Despite his literary successes—publishing six volumes of poetry, a play, and a children's book—Robert Bloomfield never escaped from poverty or anxiety and died early and in distress. This penniless history supports the description of Bloomfield as the most successful of the self-taught "peasant poets" of the Romantic period and underscores the incredible odds that any of his writings should be discovered at all. This selection of Bloomfield's poems was originally published in 1998 and was the first scholarly edition of his work. Bloomfield believed that his patron, Capel Lofft, had altered the text excessively, and so this edition has completely restored Bloomfield's own, much fresher text from the autobiographical manuscript at Harvard University.
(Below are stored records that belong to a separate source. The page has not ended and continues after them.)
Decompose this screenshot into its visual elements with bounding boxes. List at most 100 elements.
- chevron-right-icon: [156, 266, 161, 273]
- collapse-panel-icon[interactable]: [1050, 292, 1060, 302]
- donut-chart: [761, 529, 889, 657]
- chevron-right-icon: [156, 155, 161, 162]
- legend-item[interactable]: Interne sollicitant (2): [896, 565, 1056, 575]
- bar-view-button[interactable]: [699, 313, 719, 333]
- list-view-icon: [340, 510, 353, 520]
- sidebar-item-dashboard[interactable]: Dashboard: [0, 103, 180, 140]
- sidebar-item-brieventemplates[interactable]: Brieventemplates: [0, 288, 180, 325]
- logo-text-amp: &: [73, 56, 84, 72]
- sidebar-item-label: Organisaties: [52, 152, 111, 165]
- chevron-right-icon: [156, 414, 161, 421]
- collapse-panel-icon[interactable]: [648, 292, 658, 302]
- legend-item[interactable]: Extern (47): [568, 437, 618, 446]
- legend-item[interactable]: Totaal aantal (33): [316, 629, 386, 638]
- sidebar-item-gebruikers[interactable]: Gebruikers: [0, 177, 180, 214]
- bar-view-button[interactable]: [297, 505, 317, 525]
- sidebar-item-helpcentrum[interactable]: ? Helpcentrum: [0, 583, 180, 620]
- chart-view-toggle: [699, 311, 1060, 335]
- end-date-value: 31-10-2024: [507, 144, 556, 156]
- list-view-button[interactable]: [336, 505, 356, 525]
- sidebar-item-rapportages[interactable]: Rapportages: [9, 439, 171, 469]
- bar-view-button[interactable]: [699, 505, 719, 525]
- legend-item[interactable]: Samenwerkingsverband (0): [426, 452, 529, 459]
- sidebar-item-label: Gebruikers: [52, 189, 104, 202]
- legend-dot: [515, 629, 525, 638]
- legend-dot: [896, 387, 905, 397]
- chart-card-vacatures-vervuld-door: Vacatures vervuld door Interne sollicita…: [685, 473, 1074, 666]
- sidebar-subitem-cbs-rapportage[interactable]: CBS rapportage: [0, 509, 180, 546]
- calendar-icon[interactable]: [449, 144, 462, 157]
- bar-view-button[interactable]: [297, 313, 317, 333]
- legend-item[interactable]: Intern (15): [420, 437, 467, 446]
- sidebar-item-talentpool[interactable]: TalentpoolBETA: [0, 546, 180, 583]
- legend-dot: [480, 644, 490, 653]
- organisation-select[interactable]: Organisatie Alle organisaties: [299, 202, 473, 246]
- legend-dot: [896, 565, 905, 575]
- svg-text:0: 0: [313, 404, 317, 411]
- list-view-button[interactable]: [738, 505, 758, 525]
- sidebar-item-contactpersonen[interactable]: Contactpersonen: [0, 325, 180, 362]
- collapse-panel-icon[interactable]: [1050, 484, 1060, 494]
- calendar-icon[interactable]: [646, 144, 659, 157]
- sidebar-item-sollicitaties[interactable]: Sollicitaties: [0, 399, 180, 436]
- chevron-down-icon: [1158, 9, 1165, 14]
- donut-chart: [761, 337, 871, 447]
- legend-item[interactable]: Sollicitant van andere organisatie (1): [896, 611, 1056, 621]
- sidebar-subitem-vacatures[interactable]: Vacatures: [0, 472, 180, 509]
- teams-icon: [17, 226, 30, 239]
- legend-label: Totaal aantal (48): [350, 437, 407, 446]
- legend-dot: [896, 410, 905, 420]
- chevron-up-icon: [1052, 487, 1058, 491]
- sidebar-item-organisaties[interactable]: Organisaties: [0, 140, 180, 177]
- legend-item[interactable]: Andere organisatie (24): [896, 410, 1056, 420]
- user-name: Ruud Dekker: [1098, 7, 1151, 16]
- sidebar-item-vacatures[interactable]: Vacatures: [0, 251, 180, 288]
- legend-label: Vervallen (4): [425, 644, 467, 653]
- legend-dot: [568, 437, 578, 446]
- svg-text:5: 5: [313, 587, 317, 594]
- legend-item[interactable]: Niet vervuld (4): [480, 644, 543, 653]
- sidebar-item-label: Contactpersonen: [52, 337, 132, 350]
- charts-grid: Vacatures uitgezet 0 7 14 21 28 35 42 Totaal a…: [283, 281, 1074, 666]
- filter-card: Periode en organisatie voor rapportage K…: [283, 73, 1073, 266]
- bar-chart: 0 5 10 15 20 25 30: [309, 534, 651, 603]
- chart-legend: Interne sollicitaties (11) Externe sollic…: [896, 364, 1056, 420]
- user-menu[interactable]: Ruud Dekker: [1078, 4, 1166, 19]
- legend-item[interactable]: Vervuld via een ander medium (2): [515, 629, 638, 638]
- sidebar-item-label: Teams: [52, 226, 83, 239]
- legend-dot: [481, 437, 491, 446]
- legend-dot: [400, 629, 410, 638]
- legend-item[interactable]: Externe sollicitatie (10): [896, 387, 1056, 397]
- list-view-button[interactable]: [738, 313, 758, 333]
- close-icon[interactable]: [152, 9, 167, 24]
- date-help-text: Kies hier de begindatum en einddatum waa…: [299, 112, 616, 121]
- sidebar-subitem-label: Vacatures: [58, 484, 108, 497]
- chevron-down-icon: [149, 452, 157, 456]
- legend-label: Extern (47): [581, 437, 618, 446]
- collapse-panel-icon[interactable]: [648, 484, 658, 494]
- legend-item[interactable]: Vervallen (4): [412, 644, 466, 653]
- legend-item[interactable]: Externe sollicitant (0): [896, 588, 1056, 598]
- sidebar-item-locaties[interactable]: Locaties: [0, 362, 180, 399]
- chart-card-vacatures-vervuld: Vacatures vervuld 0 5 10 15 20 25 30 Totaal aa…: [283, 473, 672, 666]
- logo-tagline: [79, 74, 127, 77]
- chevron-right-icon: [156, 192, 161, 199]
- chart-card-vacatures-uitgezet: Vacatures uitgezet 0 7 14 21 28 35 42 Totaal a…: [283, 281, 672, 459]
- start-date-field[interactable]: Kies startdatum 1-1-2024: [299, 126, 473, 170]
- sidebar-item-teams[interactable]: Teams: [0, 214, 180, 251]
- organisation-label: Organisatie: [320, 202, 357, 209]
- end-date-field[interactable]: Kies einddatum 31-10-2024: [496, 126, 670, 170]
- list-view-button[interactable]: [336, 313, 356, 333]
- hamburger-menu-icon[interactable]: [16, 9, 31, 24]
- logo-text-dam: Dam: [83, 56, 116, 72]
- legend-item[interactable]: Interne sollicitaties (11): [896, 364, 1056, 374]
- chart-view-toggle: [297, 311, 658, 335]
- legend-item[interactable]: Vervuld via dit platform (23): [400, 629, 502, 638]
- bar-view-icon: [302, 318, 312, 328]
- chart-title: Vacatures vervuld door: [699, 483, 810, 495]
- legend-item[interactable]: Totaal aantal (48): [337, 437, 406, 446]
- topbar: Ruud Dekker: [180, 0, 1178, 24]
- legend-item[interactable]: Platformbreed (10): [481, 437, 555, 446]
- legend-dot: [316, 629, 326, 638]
Revised and enlarged, this version also includes a selection of Bloomfield's prose prefaces and explanatory notes, a chronology of his life, and a list of further reading.
About the Author
Robert Bloomfield was the prolific and popular author of The Farmer's Boy, which sold an unprecedented 26,000 copies in the three years following its publication in 1800. His work was also praised by William Wordsworth and John Clare, who called him the "English Theocritus." John Goodridge is a profesor of English at Nottingham Trent University and the general editor of Eighteenth Century Labouring-Class Poets: 1700–1800 and Rural Life in Eighteenth Century English Poetry. John Lucas is a professor emeritus of English at Nottingham Trent University and the author of seven collections of poetry, including The Long and Short of It and A World Perhaps: New and Selected Poems.